Connettiti con noi

Cronaca

Papa operato al Gemelli: concluso intervento

Pubblicata

il

Condividi

PAPA OPERATO GEMELLI. Il Santo Padre, Papa Francesco, ricoverato presso il Policlinico Gemelli di Roma per sottoporsi a un’operazione chirurgica di laparotomia e plastica della parete addominale. L’intervento è necessario a causa di un laparocele incarcerato che sta causando sindromi sub-occlusive ricorrenti, dolorose e ingravescenti. Questa notizia confermata dal portavoce del Vaticano, Matteo Bruni.

Papa operato al Gemelli, riportato in stanza dopo intervento all’addome

Il direttore della Sala Stampa vaticana, Matteo Bruni, ha spiegato che il Pontefice riportato nel suo appartamento al decimo piano del Policlinico Gemelli dopo il completamento dell’intervento.

L’Ufficio Stampa del Gemelli sta lavorando per organizzare una conferenza stampa successiva all’operazione, prevista per avvenire in serata, al fine di fornire ulteriori aggiornamenti sullo stato di salute del Papa.

Secondo fonti vicine al Pontefice, Papa Francesco riportato nel suo appartamento al decimo piano del Policlinico Gemelli, dove continuerà il suo processo di recupero. La sua salute sarà attentamente monitorata dai medici e dal personale sanitario del Policlinico.

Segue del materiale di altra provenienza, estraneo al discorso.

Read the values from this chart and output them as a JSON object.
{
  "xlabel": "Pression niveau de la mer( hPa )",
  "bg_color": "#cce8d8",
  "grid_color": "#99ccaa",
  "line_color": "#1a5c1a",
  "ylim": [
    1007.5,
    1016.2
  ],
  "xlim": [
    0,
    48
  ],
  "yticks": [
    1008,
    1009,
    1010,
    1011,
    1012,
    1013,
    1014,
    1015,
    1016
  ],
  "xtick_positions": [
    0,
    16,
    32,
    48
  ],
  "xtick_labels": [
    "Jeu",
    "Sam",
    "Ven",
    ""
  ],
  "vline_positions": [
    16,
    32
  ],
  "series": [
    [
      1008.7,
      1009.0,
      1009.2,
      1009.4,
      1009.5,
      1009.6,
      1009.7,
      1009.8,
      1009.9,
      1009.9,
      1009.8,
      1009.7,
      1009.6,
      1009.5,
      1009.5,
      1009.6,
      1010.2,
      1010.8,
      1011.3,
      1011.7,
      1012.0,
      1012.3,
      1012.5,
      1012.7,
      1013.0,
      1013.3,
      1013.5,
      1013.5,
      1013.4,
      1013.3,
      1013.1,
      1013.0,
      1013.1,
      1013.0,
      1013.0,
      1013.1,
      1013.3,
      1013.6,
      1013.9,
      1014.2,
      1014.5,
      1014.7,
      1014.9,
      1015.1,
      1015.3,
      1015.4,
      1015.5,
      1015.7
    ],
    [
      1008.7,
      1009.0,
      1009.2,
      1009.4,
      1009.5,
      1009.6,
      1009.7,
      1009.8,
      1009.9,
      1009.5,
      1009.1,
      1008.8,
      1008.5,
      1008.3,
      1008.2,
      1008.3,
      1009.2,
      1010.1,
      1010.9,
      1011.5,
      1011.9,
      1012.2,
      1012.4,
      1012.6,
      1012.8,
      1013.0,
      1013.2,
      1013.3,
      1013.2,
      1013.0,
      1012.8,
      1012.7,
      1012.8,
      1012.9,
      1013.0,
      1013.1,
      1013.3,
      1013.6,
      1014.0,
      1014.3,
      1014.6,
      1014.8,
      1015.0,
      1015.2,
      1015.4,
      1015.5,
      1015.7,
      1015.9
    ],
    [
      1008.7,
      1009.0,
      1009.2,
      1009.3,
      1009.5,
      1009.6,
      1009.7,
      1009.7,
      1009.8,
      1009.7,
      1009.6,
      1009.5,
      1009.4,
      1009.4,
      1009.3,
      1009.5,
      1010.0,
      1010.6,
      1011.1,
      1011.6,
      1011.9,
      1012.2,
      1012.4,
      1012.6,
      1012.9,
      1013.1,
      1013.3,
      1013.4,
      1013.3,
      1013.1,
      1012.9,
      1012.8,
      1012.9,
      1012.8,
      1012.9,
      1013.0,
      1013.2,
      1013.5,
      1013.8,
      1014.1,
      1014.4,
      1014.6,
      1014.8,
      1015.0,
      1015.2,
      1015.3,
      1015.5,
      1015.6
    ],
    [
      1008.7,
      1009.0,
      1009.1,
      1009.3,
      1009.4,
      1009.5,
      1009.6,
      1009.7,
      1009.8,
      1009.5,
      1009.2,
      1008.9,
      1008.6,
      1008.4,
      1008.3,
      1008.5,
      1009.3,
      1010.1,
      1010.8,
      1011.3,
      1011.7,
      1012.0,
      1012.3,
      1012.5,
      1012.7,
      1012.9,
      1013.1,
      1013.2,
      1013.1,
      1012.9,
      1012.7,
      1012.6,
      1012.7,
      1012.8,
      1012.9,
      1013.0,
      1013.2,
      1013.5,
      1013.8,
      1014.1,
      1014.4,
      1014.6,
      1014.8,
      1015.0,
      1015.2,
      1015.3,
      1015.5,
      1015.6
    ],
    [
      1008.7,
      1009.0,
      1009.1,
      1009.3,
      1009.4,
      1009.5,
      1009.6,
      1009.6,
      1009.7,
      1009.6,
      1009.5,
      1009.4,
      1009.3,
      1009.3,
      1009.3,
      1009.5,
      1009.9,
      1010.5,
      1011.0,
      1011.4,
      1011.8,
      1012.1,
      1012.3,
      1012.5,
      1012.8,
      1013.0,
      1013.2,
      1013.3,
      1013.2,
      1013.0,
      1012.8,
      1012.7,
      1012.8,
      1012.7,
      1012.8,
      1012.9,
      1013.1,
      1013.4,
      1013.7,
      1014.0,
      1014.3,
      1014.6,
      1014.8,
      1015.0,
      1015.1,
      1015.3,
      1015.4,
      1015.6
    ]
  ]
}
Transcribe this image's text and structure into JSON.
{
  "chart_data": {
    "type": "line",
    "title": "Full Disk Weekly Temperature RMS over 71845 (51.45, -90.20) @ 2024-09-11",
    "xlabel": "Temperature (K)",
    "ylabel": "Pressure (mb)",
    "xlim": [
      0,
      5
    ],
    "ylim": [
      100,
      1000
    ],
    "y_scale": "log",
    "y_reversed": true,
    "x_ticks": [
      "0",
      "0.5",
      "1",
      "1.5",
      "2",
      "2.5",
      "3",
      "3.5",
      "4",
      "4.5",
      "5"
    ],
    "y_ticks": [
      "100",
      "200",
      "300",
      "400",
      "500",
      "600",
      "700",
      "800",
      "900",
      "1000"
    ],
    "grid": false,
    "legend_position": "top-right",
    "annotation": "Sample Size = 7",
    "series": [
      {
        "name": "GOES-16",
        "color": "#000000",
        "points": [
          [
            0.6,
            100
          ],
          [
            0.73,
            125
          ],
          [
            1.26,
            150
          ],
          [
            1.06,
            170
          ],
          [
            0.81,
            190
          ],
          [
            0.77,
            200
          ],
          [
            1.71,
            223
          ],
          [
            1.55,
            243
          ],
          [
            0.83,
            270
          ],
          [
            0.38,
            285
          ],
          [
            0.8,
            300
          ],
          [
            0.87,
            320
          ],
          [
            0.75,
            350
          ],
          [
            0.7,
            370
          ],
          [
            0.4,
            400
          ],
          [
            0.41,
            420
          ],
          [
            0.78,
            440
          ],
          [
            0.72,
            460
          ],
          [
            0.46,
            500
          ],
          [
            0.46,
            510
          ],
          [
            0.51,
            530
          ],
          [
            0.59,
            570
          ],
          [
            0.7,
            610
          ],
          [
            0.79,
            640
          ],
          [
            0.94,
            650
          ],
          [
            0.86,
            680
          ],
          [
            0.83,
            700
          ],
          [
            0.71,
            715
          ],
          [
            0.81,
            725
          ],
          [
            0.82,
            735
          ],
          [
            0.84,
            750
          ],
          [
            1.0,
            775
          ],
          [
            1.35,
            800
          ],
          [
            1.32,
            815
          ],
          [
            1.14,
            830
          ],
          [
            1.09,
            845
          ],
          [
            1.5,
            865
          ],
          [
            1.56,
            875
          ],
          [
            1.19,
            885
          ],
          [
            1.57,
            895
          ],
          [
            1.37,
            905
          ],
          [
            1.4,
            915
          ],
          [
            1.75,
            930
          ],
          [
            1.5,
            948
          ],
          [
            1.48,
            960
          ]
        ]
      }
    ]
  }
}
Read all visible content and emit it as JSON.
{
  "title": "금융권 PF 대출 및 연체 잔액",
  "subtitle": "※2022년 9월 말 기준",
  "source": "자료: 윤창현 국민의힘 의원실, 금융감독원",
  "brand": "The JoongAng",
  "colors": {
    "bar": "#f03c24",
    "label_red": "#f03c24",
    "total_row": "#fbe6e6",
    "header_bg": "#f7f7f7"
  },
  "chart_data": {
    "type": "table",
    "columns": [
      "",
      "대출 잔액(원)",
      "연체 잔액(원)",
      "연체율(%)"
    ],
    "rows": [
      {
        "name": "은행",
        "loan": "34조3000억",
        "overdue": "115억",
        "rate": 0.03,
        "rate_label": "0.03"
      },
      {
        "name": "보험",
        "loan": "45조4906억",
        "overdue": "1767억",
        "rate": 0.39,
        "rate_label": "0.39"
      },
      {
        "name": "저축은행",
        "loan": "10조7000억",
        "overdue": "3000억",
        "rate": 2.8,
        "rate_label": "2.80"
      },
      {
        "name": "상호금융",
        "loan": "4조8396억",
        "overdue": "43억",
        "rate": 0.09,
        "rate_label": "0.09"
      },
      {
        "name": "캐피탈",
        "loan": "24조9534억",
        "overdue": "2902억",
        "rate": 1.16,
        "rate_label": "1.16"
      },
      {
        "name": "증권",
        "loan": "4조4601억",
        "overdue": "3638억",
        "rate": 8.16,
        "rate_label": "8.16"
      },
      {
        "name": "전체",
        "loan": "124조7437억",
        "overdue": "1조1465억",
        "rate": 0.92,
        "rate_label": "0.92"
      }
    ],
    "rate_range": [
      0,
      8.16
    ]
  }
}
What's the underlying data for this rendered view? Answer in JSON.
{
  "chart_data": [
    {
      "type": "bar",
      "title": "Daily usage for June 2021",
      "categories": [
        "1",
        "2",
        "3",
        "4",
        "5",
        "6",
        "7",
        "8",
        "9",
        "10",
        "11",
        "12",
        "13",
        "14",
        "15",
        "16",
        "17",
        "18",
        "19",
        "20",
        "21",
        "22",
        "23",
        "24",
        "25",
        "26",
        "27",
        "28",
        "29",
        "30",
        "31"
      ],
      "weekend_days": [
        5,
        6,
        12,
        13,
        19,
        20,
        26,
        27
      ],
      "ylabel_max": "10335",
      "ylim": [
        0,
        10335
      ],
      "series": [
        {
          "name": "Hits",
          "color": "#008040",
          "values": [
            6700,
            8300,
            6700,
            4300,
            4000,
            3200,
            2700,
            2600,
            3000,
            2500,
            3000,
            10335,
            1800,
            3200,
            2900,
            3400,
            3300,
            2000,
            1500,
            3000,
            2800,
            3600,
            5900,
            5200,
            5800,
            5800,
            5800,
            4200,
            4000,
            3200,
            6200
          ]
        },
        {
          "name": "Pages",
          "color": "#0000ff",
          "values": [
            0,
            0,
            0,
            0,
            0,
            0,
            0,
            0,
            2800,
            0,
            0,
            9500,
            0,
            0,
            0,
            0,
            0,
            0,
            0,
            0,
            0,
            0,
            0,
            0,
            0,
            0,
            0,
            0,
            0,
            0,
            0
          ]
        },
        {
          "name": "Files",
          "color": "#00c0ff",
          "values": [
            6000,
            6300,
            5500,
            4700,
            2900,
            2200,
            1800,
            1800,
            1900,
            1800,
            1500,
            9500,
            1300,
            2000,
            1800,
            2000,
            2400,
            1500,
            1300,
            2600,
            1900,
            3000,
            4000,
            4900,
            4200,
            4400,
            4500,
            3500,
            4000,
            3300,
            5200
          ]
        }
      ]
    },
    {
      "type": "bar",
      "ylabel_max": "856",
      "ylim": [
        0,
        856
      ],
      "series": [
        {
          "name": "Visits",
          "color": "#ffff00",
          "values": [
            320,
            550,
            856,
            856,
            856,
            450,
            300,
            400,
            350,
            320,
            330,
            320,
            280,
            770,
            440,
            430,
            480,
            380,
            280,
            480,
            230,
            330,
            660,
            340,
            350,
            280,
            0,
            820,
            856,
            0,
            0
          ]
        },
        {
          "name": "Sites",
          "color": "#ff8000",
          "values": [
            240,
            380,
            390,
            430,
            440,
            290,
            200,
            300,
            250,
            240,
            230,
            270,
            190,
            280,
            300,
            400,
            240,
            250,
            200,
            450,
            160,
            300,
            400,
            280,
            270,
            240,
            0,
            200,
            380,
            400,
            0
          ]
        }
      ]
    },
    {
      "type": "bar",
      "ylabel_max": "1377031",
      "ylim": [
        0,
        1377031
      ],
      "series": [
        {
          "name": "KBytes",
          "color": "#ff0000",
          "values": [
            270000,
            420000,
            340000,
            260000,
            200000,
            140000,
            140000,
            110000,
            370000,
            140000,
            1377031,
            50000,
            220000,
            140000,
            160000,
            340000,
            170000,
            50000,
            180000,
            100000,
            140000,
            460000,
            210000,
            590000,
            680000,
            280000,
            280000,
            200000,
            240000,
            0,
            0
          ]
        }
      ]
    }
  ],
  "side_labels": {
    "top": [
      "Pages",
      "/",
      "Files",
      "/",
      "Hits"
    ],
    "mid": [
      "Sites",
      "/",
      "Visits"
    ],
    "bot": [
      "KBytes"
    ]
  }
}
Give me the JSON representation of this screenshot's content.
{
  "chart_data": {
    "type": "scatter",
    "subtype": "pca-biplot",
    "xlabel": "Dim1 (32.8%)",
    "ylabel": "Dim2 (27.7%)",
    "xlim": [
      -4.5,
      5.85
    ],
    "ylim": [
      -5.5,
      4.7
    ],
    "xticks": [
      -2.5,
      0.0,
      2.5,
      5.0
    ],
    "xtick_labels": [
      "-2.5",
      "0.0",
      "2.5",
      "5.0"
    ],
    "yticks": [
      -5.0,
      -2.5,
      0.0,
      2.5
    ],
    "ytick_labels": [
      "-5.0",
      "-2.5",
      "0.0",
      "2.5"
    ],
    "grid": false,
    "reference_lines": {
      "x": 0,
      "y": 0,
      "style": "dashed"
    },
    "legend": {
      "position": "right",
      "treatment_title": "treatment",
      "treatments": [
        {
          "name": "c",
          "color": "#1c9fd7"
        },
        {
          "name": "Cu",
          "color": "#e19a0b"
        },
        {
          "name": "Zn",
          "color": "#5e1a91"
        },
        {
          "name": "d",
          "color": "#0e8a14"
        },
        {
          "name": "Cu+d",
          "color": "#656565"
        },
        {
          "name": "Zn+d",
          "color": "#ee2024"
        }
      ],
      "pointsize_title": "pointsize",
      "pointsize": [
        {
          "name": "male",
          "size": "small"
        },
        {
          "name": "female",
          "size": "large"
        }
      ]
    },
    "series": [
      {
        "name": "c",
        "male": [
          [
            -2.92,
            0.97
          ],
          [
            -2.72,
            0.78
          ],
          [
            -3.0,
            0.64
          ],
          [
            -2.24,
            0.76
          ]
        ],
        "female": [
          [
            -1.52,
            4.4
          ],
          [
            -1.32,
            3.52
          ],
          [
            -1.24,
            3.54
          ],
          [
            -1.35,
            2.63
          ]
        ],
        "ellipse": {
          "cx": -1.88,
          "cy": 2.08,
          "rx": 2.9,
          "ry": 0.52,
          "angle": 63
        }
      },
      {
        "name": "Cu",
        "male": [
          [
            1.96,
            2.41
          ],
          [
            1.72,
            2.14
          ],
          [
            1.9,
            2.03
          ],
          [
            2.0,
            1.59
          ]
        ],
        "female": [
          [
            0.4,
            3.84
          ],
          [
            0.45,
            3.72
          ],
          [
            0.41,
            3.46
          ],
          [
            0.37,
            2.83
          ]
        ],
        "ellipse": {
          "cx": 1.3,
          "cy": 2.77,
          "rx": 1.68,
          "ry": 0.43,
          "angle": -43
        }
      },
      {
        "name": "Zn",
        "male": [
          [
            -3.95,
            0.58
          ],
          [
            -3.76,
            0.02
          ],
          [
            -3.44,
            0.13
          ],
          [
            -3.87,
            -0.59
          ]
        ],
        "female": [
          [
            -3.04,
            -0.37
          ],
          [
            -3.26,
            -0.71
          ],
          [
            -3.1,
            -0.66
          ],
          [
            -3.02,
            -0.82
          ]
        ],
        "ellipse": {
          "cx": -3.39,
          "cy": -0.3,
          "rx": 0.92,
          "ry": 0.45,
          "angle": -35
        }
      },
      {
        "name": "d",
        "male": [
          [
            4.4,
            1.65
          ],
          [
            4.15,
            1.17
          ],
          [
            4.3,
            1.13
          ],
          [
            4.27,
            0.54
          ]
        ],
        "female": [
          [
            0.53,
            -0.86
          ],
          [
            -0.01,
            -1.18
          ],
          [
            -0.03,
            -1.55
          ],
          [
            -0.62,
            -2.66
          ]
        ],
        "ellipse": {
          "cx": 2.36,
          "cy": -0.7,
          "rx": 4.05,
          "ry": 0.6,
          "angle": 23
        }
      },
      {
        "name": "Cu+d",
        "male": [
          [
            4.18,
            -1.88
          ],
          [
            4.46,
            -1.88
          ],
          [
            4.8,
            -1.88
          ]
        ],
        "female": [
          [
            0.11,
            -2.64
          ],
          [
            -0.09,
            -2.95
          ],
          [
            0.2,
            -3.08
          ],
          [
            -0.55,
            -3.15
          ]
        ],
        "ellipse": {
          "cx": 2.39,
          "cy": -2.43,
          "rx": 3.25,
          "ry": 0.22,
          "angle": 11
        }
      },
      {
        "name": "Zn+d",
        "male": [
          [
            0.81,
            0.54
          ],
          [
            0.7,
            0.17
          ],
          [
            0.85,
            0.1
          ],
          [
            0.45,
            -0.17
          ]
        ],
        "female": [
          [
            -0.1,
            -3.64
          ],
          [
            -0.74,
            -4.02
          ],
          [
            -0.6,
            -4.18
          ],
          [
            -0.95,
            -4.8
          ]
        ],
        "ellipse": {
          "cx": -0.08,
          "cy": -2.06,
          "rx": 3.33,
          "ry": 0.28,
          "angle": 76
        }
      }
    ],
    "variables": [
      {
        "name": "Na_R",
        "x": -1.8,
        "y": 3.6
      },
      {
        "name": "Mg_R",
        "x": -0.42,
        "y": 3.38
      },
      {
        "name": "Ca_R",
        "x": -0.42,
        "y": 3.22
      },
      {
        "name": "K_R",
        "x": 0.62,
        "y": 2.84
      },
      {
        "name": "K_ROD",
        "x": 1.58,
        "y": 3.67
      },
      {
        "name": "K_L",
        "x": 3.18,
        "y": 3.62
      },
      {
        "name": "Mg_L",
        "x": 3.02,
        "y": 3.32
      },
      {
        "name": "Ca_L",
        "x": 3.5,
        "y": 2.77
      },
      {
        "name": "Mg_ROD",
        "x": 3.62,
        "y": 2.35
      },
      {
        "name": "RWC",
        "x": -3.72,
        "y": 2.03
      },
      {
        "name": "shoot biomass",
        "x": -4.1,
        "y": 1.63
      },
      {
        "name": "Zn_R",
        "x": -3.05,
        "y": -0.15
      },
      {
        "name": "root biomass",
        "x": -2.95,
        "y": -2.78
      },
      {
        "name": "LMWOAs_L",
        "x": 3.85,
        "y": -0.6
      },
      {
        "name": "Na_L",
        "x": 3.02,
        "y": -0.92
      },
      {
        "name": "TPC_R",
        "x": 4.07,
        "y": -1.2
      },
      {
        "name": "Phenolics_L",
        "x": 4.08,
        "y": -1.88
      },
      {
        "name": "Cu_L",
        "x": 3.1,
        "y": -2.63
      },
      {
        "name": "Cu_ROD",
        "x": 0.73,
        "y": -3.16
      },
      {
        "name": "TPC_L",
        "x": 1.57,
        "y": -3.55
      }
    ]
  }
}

Occlusione intestinale, cos’è: sintomi, cause e rimedi

Papa Francesco sarà operato oggi per un’occlusione intestinale, una condizione patologica caratterizzata dall’arresto del progredire del contenuto intestinale. Condizione che può essere paretica (dovuta all’arresto della peristalsi per paralisi o malfunzionamento della muscolatura della parete dell’intestino) o meccanica, dovuta alla presenza di un ostacolo fisico all’interno del condotto dell’intestino o per compressione esterna. Sono diverse le cause dell’occlusione intestinale paretica: chirurgica addominale o pelvica; infezioni e peritoniti; traumi dell’addome; alcuni farmaci (oppiacei, neuroplegici, miorilassanti); malattie dei muscoli o del sistema nervoso. Invece, le cause dell’occlusione intestinale sono aderenze intestinali (spesso postoperatorie); atresie; calcoli biliari; corpi estranei; diverticolite; ernie; fecalomi; stenosi congenite; torsioni dell’intestino; tumori intestinali o extraintestinali; morbo di Crohn; laparoceli.